- Directed by: Mick McCleery
- Produced by: Gary Joseph, Mike Nicholson
- Starring: Billy Franks, Gary Joseph, Mick McCleery, Mike Nicholson
- Music by: Billy Franks
- Release date: July 24, 2008 (VIA festival);
- Running time: 89 minutes
- Country: United States
- Language: English
- Budget: $100,000

= Tribute This! =

Tribute This! is a 2008 documentary film directed by Mick McCleery and produced by Gary Joseph and Mike Nicholson. The subject of the film is British singer/songwriter Billy Franks (former frontman for the London 1980s band The Faith Brothers).

The film follows the real life, five-country trek that McCleery, Joseph and Nicholson took, along with Franks as they tried to track down ten famous singers (Huey Lewis, Bruce Springsteen, Elvis Costello, Steve Earle, Aaron Neville, Rod Stewart, Tom Petty, Jon Bon Jovi, Bryan Adams and Paul McCartney) and ask them if they each would be willing to record a track for a tribute album to the mostly unknown Franks, a fellow songwriter who has given his life to his craft but is still an unknown.
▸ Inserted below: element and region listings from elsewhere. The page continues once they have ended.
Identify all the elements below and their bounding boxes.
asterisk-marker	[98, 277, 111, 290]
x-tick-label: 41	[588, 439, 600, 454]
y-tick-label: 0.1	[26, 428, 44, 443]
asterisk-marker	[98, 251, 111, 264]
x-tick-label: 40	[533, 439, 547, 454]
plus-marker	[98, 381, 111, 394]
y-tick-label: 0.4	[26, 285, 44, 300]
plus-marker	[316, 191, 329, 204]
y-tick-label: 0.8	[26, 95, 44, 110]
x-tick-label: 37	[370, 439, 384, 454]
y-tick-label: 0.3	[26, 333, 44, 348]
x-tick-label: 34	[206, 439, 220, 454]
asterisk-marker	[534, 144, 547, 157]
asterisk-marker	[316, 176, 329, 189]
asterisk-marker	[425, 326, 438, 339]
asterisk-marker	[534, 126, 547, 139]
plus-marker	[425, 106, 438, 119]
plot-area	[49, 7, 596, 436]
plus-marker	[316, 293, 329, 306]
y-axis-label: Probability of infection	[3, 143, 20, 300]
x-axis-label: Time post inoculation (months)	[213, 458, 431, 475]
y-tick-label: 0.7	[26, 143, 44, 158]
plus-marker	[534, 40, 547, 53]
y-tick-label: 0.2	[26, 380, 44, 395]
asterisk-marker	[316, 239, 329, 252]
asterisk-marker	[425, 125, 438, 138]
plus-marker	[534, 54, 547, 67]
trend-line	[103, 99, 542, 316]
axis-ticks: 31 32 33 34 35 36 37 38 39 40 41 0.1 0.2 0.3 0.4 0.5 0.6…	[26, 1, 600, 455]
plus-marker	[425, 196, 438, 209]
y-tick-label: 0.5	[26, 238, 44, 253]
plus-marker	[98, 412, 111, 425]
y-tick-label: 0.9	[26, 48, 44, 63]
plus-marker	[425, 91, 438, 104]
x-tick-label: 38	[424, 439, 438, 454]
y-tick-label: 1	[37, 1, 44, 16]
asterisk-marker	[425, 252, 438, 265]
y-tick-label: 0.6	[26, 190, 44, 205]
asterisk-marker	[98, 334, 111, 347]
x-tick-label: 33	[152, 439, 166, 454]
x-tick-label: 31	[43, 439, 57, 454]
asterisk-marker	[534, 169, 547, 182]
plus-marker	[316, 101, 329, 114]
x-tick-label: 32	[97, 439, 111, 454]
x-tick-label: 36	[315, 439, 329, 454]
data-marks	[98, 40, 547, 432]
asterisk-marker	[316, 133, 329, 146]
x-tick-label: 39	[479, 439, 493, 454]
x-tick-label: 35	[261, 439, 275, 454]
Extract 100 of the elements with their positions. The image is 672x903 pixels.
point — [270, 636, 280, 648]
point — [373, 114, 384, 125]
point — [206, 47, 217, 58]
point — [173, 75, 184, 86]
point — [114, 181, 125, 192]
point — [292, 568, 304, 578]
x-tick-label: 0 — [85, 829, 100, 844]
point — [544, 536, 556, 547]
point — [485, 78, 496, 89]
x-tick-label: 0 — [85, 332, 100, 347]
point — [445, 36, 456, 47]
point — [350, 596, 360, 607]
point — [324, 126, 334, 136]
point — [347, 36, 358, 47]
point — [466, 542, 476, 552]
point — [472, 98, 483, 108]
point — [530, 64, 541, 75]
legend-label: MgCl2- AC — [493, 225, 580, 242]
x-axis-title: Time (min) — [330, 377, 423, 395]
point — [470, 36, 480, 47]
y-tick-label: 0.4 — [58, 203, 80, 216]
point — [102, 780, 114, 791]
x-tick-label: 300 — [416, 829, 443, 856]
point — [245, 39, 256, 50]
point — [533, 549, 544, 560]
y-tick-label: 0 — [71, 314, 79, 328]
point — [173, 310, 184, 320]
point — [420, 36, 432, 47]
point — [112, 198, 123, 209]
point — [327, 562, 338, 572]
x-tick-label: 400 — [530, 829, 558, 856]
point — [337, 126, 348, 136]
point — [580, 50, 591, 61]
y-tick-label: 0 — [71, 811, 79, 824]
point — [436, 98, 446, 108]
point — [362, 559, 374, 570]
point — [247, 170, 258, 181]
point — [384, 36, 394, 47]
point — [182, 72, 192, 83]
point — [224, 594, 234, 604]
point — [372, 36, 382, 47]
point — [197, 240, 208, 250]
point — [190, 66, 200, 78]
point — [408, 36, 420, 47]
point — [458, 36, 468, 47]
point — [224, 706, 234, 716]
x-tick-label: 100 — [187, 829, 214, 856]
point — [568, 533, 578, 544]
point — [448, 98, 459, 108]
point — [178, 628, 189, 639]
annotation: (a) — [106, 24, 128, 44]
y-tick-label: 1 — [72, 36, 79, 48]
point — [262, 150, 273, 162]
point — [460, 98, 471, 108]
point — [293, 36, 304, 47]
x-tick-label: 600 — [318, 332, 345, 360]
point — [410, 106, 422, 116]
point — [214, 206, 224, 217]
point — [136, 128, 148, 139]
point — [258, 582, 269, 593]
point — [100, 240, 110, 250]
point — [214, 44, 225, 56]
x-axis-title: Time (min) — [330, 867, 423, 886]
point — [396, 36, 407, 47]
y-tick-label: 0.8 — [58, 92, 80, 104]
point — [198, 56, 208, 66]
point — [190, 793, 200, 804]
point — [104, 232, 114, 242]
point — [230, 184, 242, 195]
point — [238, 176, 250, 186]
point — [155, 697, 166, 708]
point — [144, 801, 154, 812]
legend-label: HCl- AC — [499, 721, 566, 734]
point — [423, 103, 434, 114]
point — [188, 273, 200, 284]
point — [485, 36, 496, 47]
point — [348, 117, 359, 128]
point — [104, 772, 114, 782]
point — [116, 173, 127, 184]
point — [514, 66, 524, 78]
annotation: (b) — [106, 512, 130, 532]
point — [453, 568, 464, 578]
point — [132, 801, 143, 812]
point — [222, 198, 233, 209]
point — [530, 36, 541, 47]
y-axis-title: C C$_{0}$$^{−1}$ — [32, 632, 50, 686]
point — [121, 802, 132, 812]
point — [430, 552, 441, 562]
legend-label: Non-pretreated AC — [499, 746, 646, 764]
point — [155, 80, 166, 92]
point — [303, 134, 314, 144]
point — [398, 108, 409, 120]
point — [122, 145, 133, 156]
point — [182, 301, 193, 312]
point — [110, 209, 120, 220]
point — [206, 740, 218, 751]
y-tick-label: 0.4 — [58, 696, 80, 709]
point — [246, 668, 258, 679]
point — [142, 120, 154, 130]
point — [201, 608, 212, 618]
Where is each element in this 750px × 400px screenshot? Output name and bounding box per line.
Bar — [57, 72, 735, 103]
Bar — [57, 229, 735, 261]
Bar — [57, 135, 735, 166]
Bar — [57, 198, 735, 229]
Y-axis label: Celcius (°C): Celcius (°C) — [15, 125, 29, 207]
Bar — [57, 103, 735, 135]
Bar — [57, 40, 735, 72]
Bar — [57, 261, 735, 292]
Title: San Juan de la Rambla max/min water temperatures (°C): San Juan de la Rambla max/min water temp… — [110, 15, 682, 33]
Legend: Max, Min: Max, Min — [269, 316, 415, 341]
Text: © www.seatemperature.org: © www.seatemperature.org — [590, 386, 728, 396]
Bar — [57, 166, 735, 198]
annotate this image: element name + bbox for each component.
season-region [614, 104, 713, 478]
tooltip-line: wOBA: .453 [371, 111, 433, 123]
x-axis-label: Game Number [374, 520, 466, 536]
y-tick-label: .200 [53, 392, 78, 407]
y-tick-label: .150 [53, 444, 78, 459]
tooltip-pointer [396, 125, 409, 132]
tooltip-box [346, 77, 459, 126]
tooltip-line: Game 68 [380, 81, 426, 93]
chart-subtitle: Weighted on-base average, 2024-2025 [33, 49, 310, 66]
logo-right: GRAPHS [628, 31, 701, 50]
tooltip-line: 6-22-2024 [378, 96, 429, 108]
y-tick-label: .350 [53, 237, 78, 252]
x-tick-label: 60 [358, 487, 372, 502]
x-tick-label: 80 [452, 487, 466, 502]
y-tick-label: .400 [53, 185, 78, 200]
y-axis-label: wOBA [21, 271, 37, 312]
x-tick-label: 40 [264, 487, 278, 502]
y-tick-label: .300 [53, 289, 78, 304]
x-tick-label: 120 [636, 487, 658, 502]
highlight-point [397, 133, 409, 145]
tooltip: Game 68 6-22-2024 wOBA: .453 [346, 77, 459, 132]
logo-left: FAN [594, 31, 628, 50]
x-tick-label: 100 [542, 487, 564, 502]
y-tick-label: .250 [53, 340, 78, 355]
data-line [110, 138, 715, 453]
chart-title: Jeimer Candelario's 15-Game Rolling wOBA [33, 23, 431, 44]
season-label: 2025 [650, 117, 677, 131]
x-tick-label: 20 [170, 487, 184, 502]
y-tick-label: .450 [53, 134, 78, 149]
All proceeds from the album being earmarked for the UK music charity Youth Music.

Although the film is mostly a comedy road trip it also explores the deeper issues of the arbitrary nature of celebrity, the lifelong pursuit of dreams and just how important friendships can be.

==Awards==
The film won "Best Music documentary" at the 2008 Bare Bones Film Festival.